Estimates as to the number of children who may have simply vanished under Georgia Tann’s management range as high as five hundred. Thousands more disappeared into adoptions for profit in which names, birth dates, and birth records were altered to prevent biological families from finding their children.

One would assume, given these awful statistics, that Georgia Tann’s reign would have eventually ended amid a firestorm of public revelations, police inquiries, and legal action. If Before We Were Yours were entirely fictional, that’s how I would have written its end, with scenes of swift and certain justice. Sadly, this was not the case. Georgia’s many years in the adoption business did not draw to a close until 1950. At a press conference that September, Governor Gordon Browning skirted the heartbreaking human tragedy of it all and instead discussed the money – Miss Tann, he reported, had benefited illegally to the tune of $1 million (equivalent to roughly $10 million today) while employed by the Tennessee Children’s Home Society. Despite the revelation of her crimes, Tann was, by then, beyond the reach of legal action. Within days of the press conference, she succumbed to uterine cancer and died at home in her own bed. A newspaper expose ran opposite her obituary on the front page of the local paper. Her children’s home was closed and an investigator appointed, but he soon found himself stymied by powerful people with secrets, reputations, and, in some cases, adoptions to preserve.

While the closing of the home gave grieving families reason to hope, that hope was quickly snatched away from them. Legislators and political power brokers passed laws legalizing even the most questionable of her adoptions and sealing the records. Of the twenty-two wards remaining in Tann’s care at the time of her death, only two – who had already been rejected by their adopted families -were returned to their birth parents. Thousands of birth families would never know what became of their children. The general public sentiment was that, having been given over from poverty to privilege, the children were better off where they were, no matter the circumstances of their adoptions.

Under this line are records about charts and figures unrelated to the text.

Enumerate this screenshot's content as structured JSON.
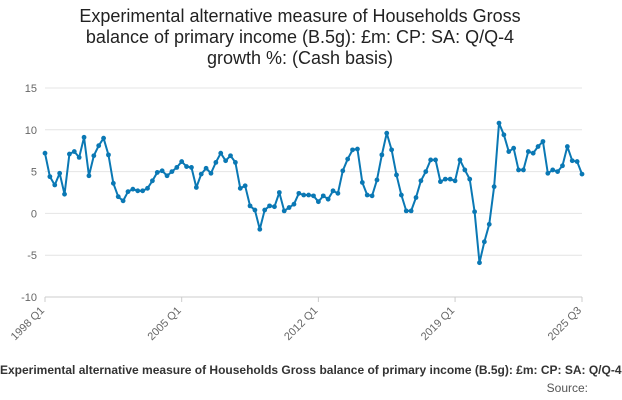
{
  "title_lines": [
    "Experimental alternative measure of Households Gross",
    "balance of primary income (B.5g): £m: CP: SA: Q/Q-4",
    "growth %: (Cash basis)"
  ],
  "legend_text": "Experimental alternative measure of Households Gross balance of primary income (B.5g): £m: CP: SA: Q/Q-4",
  "source_label": "Source:",
  "colors": {
    "series": "#0a78b4",
    "grid": "#e4e4e4",
    "axis": "#cccccc"
  },
  "chart_data": {
    "type": "line",
    "grid": true,
    "ylim": [
      -10,
      15
    ],
    "yticks": [
      -10,
      -5,
      0,
      5,
      10,
      15
    ],
    "xtick_labels": [
      "1998 Q1",
      "2005 Q1",
      "2012 Q1",
      "2019 Q1",
      "2025 Q3"
    ],
    "xtick_indices": [
      0,
      28,
      56,
      84,
      110
    ],
    "x_start": "1998 Q1",
    "x_end": "2025 Q3",
    "series": [
      {
        "values": [
          7.2,
          4.4,
          3.4,
          4.8,
          2.3,
          7.1,
          7.4,
          6.7,
          9.1,
          4.5,
          6.9,
          8.1,
          9.0,
          7.0,
          3.6,
          2.0,
          1.5,
          2.6,
          2.9,
          2.7,
          2.7,
          3.0,
          3.9,
          4.9,
          5.1,
          4.5,
          5.0,
          5.5,
          6.2,
          5.6,
          5.5,
          3.1,
          4.7,
          5.4,
          4.8,
          6.1,
          7.2,
          6.3,
          6.9,
          6.1,
          3.0,
          3.3,
          0.9,
          0.4,
          -1.9,
          0.4,
          0.9,
          0.8,
          2.5,
          0.3,
          0.7,
          1.1,
          2.4,
          2.2,
          2.2,
          2.1,
          1.4,
          2.1,
          1.7,
          2.7,
          2.4,
          5.1,
          6.5,
          7.6,
          7.7,
          3.7,
          2.2,
          2.1,
          4.0,
          7.0,
          9.6,
          7.6,
          4.6,
          2.2,
          0.3,
          0.3,
          1.9,
          3.9,
          5.0,
          6.4,
          6.4,
          3.8,
          4.1,
          4.1,
          3.9,
          6.4,
          5.2,
          4.1,
          0.2,
          -5.9,
          -3.4,
          -1.3,
          3.2,
          10.8,
          9.4,
          7.4,
          7.8,
          5.2,
          5.2,
          7.4,
          7.2,
          8.0,
          8.6,
          4.8,
          5.2,
          5.0,
          5.7,
          8.0,
          6.3,
          6.2,
          4.7
        ]
      }
    ]
  }
}
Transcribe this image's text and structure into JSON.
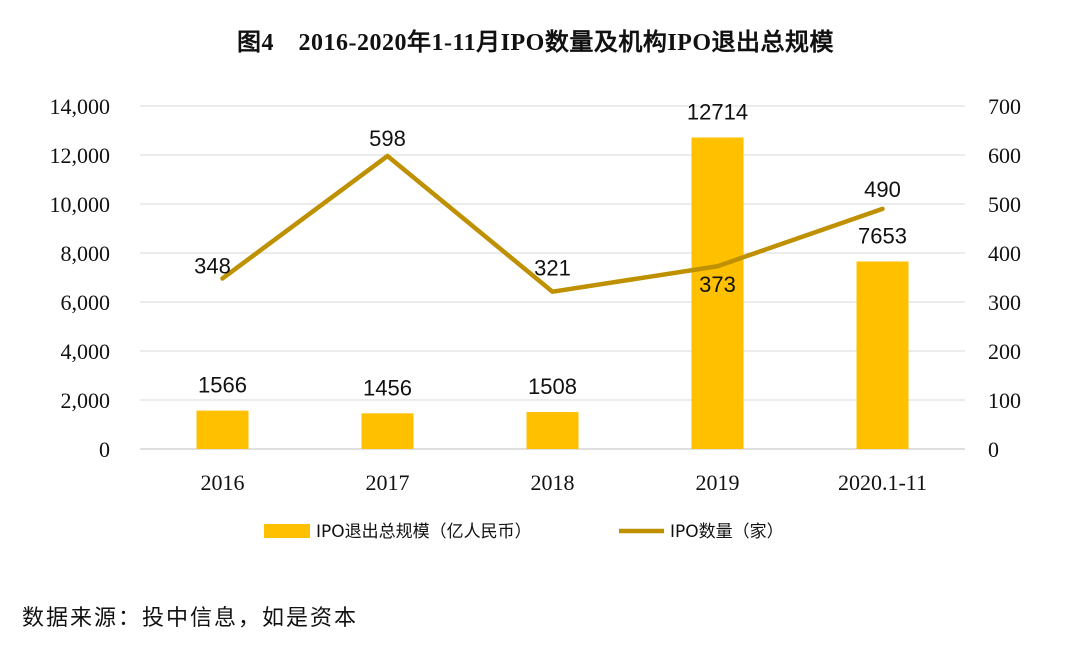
{
  "chart_data": {
    "type": "bar+line",
    "title": "图4　2016-2020年1-11月IPO数量及机构IPO退出总规模",
    "categories": [
      "2016",
      "2017",
      "2018",
      "2019",
      "2020.1-11"
    ],
    "series": [
      {
        "name": "IPO退出总规模（亿人民币）",
        "type": "bar",
        "axis": "left",
        "values": [
          1566,
          1456,
          1508,
          12714,
          7653
        ],
        "color": "#FFC000"
      },
      {
        "name": "IPO数量（家）",
        "type": "line",
        "axis": "right",
        "values": [
          348,
          598,
          321,
          373,
          490
        ],
        "color": "#BF9000"
      }
    ],
    "y_left": {
      "min": 0,
      "max": 14000,
      "step": 2000,
      "tick_labels": [
        "0",
        "2,000",
        "4,000",
        "6,000",
        "8,000",
        "10,000",
        "12,000",
        "14,000"
      ]
    },
    "y_right": {
      "min": 0,
      "max": 700,
      "step": 100,
      "tick_labels": [
        "0",
        "100",
        "200",
        "300",
        "400",
        "500",
        "600",
        "700"
      ]
    },
    "grid": true,
    "legend_position": "bottom"
  },
  "source": "数据来源：投中信息，如是资本"
}
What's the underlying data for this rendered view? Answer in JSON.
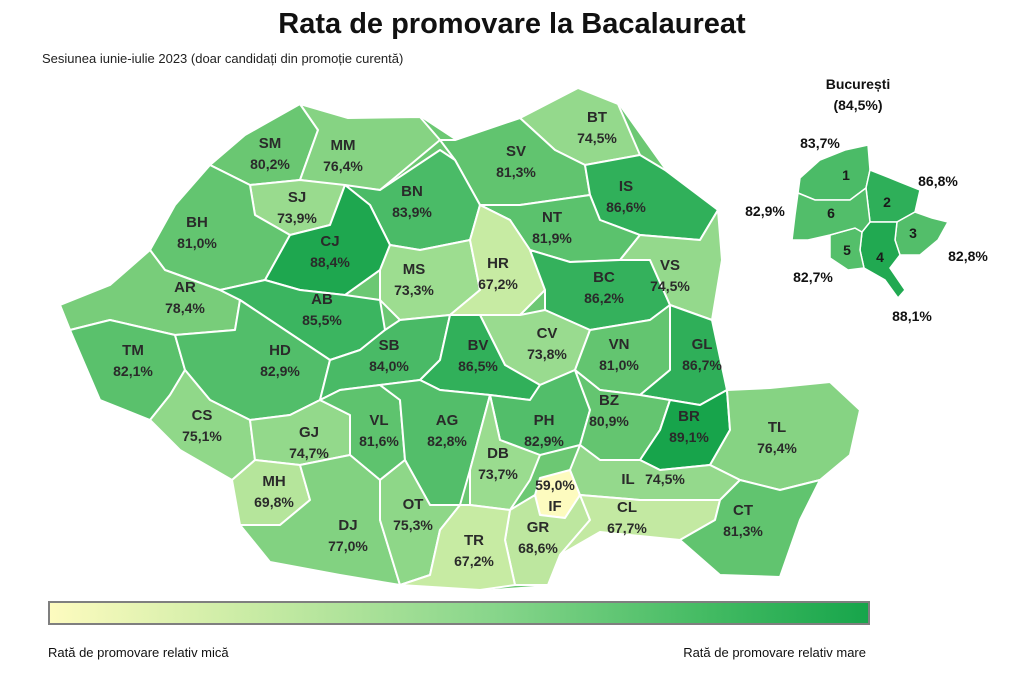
{
  "title": "Rata de promovare la Bacalaureat",
  "subtitle": "Sesiunea iunie-iulie 2023 (doar candidați din promoție curentă)",
  "color_scale": {
    "low_color": "#fdfbbf",
    "high_color": "#17a54b",
    "low_label": "Rată de promovare relativ mică",
    "high_label": "Rată de promovare relativ mare"
  },
  "counties": [
    {
      "code": "SM",
      "value": "80,2%",
      "rate": 80.2
    },
    {
      "code": "MM",
      "value": "76,4%",
      "rate": 76.4
    },
    {
      "code": "BT",
      "value": "74,5%",
      "rate": 74.5
    },
    {
      "code": "SV",
      "value": "81,3%",
      "rate": 81.3
    },
    {
      "code": "SJ",
      "value": "73,9%",
      "rate": 73.9
    },
    {
      "code": "BN",
      "value": "83,9%",
      "rate": 83.9
    },
    {
      "code": "IS",
      "value": "86,6%",
      "rate": 86.6
    },
    {
      "code": "BH",
      "value": "81,0%",
      "rate": 81.0
    },
    {
      "code": "CJ",
      "value": "88,4%",
      "rate": 88.4
    },
    {
      "code": "NT",
      "value": "81,9%",
      "rate": 81.9
    },
    {
      "code": "MS",
      "value": "73,3%",
      "rate": 73.3
    },
    {
      "code": "HR",
      "value": "67,2%",
      "rate": 67.2
    },
    {
      "code": "BC",
      "value": "86,2%",
      "rate": 86.2
    },
    {
      "code": "VS",
      "value": "74,5%",
      "rate": 74.5
    },
    {
      "code": "AR",
      "value": "78,4%",
      "rate": 78.4
    },
    {
      "code": "AB",
      "value": "85,5%",
      "rate": 85.5
    },
    {
      "code": "CV",
      "value": "73,8%",
      "rate": 73.8
    },
    {
      "code": "TM",
      "value": "82,1%",
      "rate": 82.1
    },
    {
      "code": "HD",
      "value": "82,9%",
      "rate": 82.9
    },
    {
      "code": "SB",
      "value": "84,0%",
      "rate": 84.0
    },
    {
      "code": "BV",
      "value": "86,5%",
      "rate": 86.5
    },
    {
      "code": "VN",
      "value": "81,0%",
      "rate": 81.0
    },
    {
      "code": "GL",
      "value": "86,7%",
      "rate": 86.7
    },
    {
      "code": "CS",
      "value": "75,1%",
      "rate": 75.1
    },
    {
      "code": "GJ",
      "value": "74,7%",
      "rate": 74.7
    },
    {
      "code": "VL",
      "value": "81,6%",
      "rate": 81.6
    },
    {
      "code": "AG",
      "value": "82,8%",
      "rate": 82.8
    },
    {
      "code": "PH",
      "value": "82,9%",
      "rate": 82.9
    },
    {
      "code": "BZ",
      "value": "80,9%",
      "rate": 80.9
    },
    {
      "code": "BR",
      "value": "89,1%",
      "rate": 89.1
    },
    {
      "code": "TL",
      "value": "76,4%",
      "rate": 76.4
    },
    {
      "code": "DB",
      "value": "73,7%",
      "rate": 73.7
    },
    {
      "code": "MH",
      "value": "69,8%",
      "rate": 69.8
    },
    {
      "code": "IF",
      "value": "59,0%",
      "rate": 59.0
    },
    {
      "code": "IL",
      "value": "74,5%",
      "rate": 74.5
    },
    {
      "code": "DJ",
      "value": "77,0%",
      "rate": 77.0
    },
    {
      "code": "OT",
      "value": "75,3%",
      "rate": 75.3
    },
    {
      "code": "GR",
      "value": "68,6%",
      "rate": 68.6
    },
    {
      "code": "CL",
      "value": "67,7%",
      "rate": 67.7
    },
    {
      "code": "TR",
      "value": "67,2%",
      "rate": 67.2
    },
    {
      "code": "CT",
      "value": "81,3%",
      "rate": 81.3
    }
  ],
  "bucharest": {
    "name": "București",
    "value": "(84,5%)",
    "sectors": [
      {
        "number": "1",
        "value": "83,7%",
        "rate": 83.7
      },
      {
        "number": "2",
        "value": "86,8%",
        "rate": 86.8
      },
      {
        "number": "3",
        "value": "82,8%",
        "rate": 82.8
      },
      {
        "number": "4",
        "value": "88,1%",
        "rate": 88.1
      },
      {
        "number": "5",
        "value": "82,7%",
        "rate": 82.7
      },
      {
        "number": "6",
        "value": "82,9%",
        "rate": 82.9
      }
    ]
  }
}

While some adoptees, separated siblings, and birth families were able to find one another through pieced-together memories, documents spirited from courthouse files, and the assistance of private investigators, Georgia Tann’s records would not finally be opened to her victims until 1995. For many birth parents and adoptees, who grieved their losses throughout their lifetimes, that was simply too late. For others, it was the beginning of long-delayed family reunions and the opportunity to finally tell their own stories.

If there is one overarching lesson to be learned from the Foss Children and from the true-life story of the Tennessee Children’s Home Society, it is that babies and children, no matter what corner of the world they hail from, are not commodities, or objects, or black slates, as Georgia Tann so often represented her wards; they are human beings with histories, and needs, and hopes, and dreams of their own.